Question

For each of the following differential equations, separate variables and find a solution containing one arbitrary constant. Then find the value of the constant to give a particular solution satisfying the given boundary condition. Computer plot a slope field and some of the solution curves. \(x y^{\prime}=y, \quad y=3\) when \(x=2\)

Short answer

The particular solution is \( y = \frac{3}{2}x \).

Step-by-step solution

Separate the Variables

Start by rewriting the given differential equation in a form that allows the variables to be separated.
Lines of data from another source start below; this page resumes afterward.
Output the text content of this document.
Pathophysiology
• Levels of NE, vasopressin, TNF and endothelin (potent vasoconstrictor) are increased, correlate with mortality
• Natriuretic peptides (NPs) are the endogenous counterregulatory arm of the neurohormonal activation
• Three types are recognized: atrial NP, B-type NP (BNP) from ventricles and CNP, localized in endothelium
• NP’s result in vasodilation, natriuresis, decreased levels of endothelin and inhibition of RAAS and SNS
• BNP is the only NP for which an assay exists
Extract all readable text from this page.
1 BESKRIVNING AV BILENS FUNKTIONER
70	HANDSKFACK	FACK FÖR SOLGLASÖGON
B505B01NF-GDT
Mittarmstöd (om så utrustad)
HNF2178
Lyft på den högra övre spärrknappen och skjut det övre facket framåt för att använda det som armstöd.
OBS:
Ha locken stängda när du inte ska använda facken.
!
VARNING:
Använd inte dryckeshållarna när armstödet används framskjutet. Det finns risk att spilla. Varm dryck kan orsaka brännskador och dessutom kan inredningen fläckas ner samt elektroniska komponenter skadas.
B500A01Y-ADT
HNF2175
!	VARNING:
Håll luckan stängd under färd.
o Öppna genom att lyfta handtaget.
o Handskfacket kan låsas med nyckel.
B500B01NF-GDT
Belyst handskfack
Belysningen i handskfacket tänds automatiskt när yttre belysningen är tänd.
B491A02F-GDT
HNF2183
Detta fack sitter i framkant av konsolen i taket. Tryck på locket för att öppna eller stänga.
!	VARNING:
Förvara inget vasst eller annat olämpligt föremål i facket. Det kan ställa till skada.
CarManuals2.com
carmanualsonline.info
The equation is \( x y' = y \). Divide both sides by \( y \) and multiply by \( dx \) to obtain: \[ \frac{y'}{y} = \frac{1}{x} \rightarrow \frac{dy}{y} = \frac{dx}{x} \]

Integrate Both Sides

Integrate both sides of the equation: \[ \int \frac{dy}{y} = \int \frac{dx}{x} \] The integrals are: \[ \text{ln}|y| = \text{ln}|x| + C \] where \( C \) is the constant of integration.

Solve for y

Exponentiate both sides to solve for \( y \): \[ e^{\text{ln}|y|} = e^{\text{ln}|x| + C} \rightarrow |y| = e^{\text{ln}|x|} \times e^C \rightarrow |y| = x \times e^C \] Let \( A = e^C \). Therefore, our general solution is: \[ y = Ax \]

Apply the Boundary Condition

Use the boundary condition \( y = 3 \) when \( x = 2 \) to find \( A \): \[ 3 = A \times 2 \rightarrow A = \frac{3}{2} \] Thus, the particular solution is: \[ y = \frac{3}{2}x \]
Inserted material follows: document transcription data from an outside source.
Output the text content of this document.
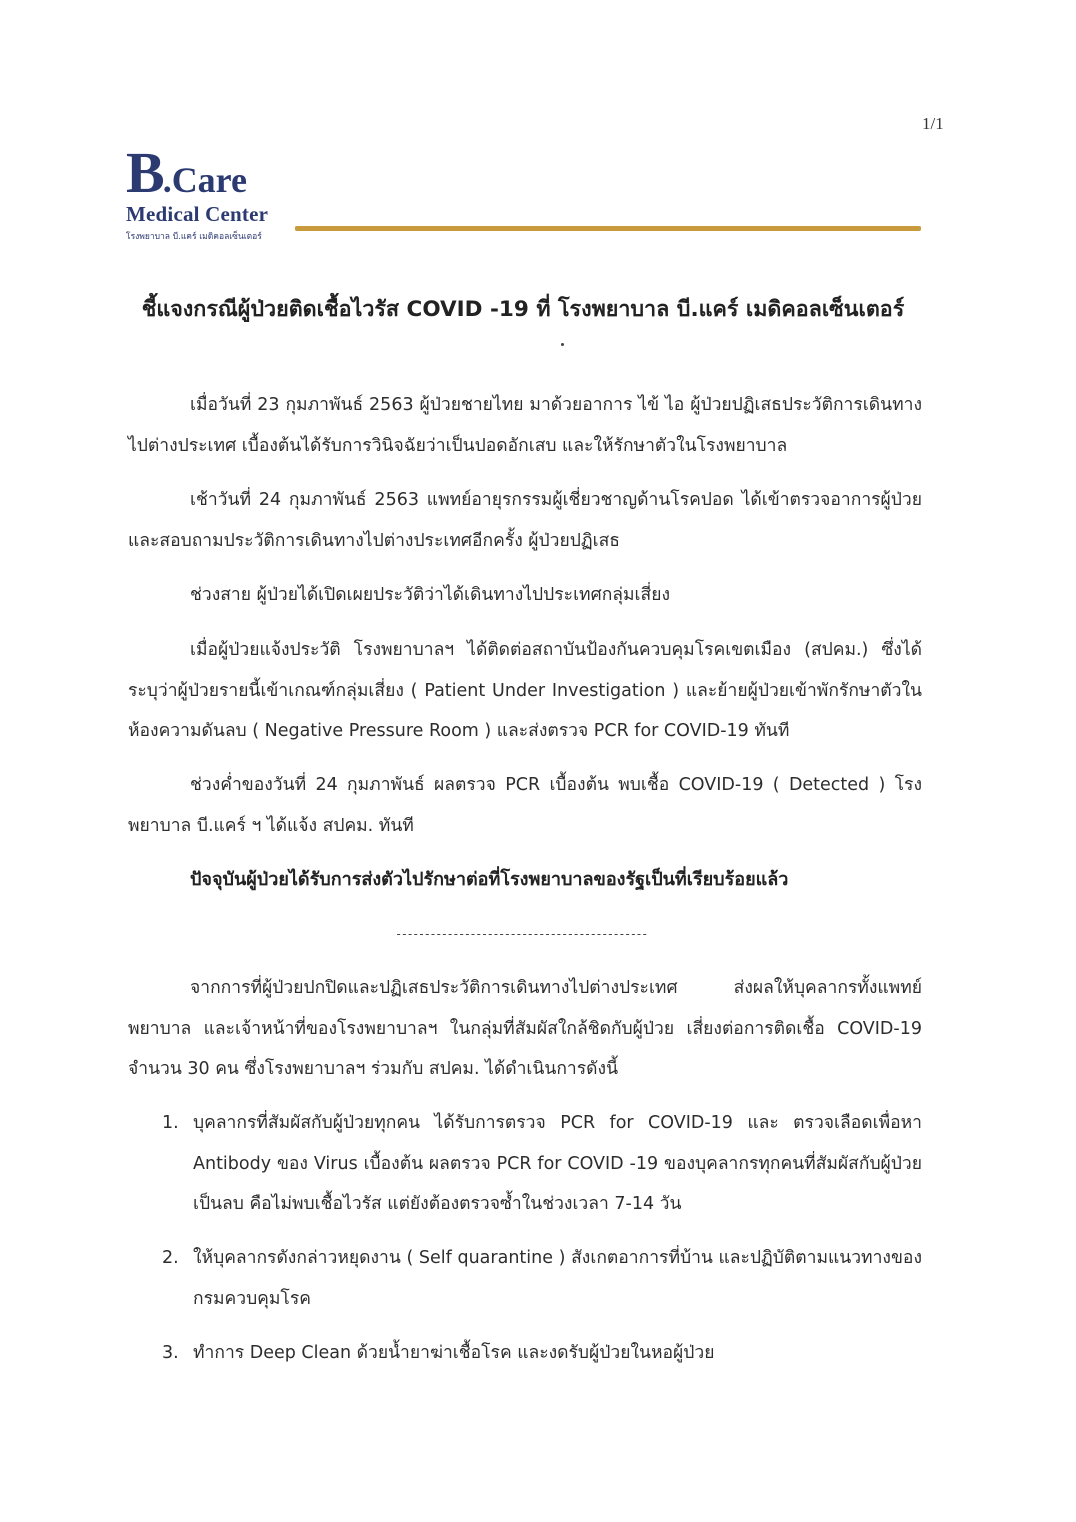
1/1
B
.Care
Medical Center
โรงพยาบาล บี.แคร์ เมดิคอลเซ็นเตอร์
ชี้แจงกรณีผู้ป่วยติดเชื้อไวรัส COVID -19 ที่ โรงพยาบาล บี.แคร์ เมดิคอลเซ็นเตอร์
เมื่อวันที่ 23 กุมภาพันธ์ 2563 ผู้ป่วยชายไทย มาด้วยอาการ ไข้ ไอ ผู้ป่วยปฏิเสธประวัติการเดินทางไปต่างประเทศ เบื้องต้นได้รับการวินิจฉัยว่าเป็นปอดอักเสบ และให้รักษาตัวในโรงพยาบาล
เช้าวันที่ 24 กุมภาพันธ์ 2563 แพทย์อายุรกรรมผู้เชี่ยวชาญด้านโรคปอด ได้เข้าตรวจอาการผู้ป่วยและสอบถามประวัติการเดินทางไปต่างประเทศอีกครั้ง ผู้ป่วยปฏิเสธ
ช่วงสาย ผู้ป่วยได้เปิดเผยประวัติว่าได้เดินทางไปประเทศกลุ่มเสี่ยง
เมื่อผู้ป่วยแจ้งประวัติ โรงพยาบาลฯ ได้ติดต่อสถาบันป้องกันควบคุมโรคเขตเมือง (สปคม.) ซึ่งได้ระบุว่าผู้ป่วยรายนี้เข้าเกณฑ์กลุ่มเสี่ยง ( Patient Under Investigation ) และย้ายผู้ป่วยเข้าพักรักษาตัวในห้องความดันลบ ( Negative Pressure Room ) และส่งตรวจ PCR for COVID-19 ทันที
ช่วงค่ำของวันที่ 24 กุมภาพันธ์ ผลตรวจ PCR เบื้องต้น พบเชื้อ COVID-19 ( Detected ) โรงพยาบาล บี.แคร์ ฯ ได้แจ้ง สปคม. ทันที
ปัจจุบันผู้ป่วยได้รับการส่งตัวไปรักษาต่อที่โรงพยาบาลของรัฐเป็นที่เรียบร้อยแล้ว
--------------------------------------------
จากการที่ผู้ป่วยปกปิดและปฏิเสธประวัติการเดินทางไปต่างประเทศ ส่งผลให้บุคลากรทั้งแพทย์ พยาบาล และเจ้าหน้าที่ของโรงพยาบาลฯ ในกลุ่มที่สัมผัสใกล้ชิดกับผู้ป่วย เสี่ยงต่อการติดเชื้อ COVID-19 จำนวน 30 คน ซึ่งโรงพยาบาลฯ ร่วมกับ สปคม. ได้ดำเนินการดังนี้
1. บุคลากรที่สัมผัสกับผู้ป่วยทุกคน ได้รับการตรวจ PCR for COVID-19 และ ตรวจเลือดเพื่อหา Antibody ของ Virus เบื้องต้น ผลตรวจ PCR for COVID -19 ของบุคลากรทุกคนที่สัมผัสกับผู้ป่วยเป็นลบ คือไม่พบเชื้อไวรัส แต่ยังต้องตรวจซ้ำในช่วงเวลา 7-14 วัน
2. ให้บุคลากรดังกล่าวหยุดงาน ( Self quarantine ) สังเกตอาการที่บ้าน และปฏิบัติตามแนวทางของกรมควบคุมโรค
3. ทำการ Deep Clean ด้วยน้ำยาฆ่าเชื้อโรค และงดรับผู้ป่วยในหอผู้ป่วย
Slope Field and Solution Curves

Plot the slope field and the solution curves for the differential equation. The slope at any point \((x, y)\) is given by \( y/x \). The solution curve satisfying the boundary condition is \( y = \frac{3}{2} x \).

Key concepts

Variable Separation

Variable separation is a fundamental technique for solving differential equations. This method works by rearranging the equation to isolate the variables on opposite sides. For our problem, the given differential equation is:

\[ x y' = y \]

By dividing both sides by \( y \) and multiplying by \( dx \), we separate the variables as follows:

\[ \frac{y'}{y} = \frac{1}{x} \rightarrow \frac{dy}{y} = \frac{dx}{x} \]

This new form is crucial because it enables us to integrate each side with respect to its own variable.

Integration

The next step after separating the variables is to integrate both sides of the equation. For the equation

\[ \frac{dy}{y} = \frac{dx}{x} \],

we integrate each side concerning its respective variable:

\[ \begin{aligned} \text{ln}|y| & = \text{ln}|x| + C \ \text{where } C & \text{is the constant of integration} \ \text{ln}|y| & = \text{ln}|x| + C \rightarrow e^{\text{ln}|x|} \times e^C \rightarrow |y| & = x \times e^C \rightarrow y = x \times e^C \rightarrow y = Ax \ \text{where} \ A &= e^C \end{aligned} \]

We see that integrating results in getting rid of the logarithms and simplifying our equation to a more manageable algebraic form. Letting \( A = e^C \), we get the general solution:

\[ y = Ax \].

Boundary Conditions

To find the particular solution, we use the given boundary condition \( y = 3 \) when \( x = 2 \). Plugging these values into our general solution \( y = Ax \), we determine the constant \( A \):

\[ y = Ax \rightarrow 3 = A \times 2 \rightarrow A = \frac{3}{2} \]

Therefore, our particular solution is:

\[ y = \frac{3}{2} x \].

Boundary conditions help us determine the specific function out of the family of solutions described by the general solution.

Slope Field

A slope field, or direction field, visually represents the solutions of a differential equation. Each point in the slope field has a small line segment with a slope equal to the value given by the differential equation at that point. For the differential equation \( x y' = y \), the slope at any point \((x, y)\) is given by:

\[ y' = \frac{y}{x} \].

Plotting the slope field for this equation helps us see the pattern of the solutions. By drawing some solution curves, including the one satisfying the boundary condition \( y = \frac{3}{2} x \), we can grasp the behavior of all potential solutions. This visualization aids in understanding the nature of the differential equation and the impact of different initial conditions.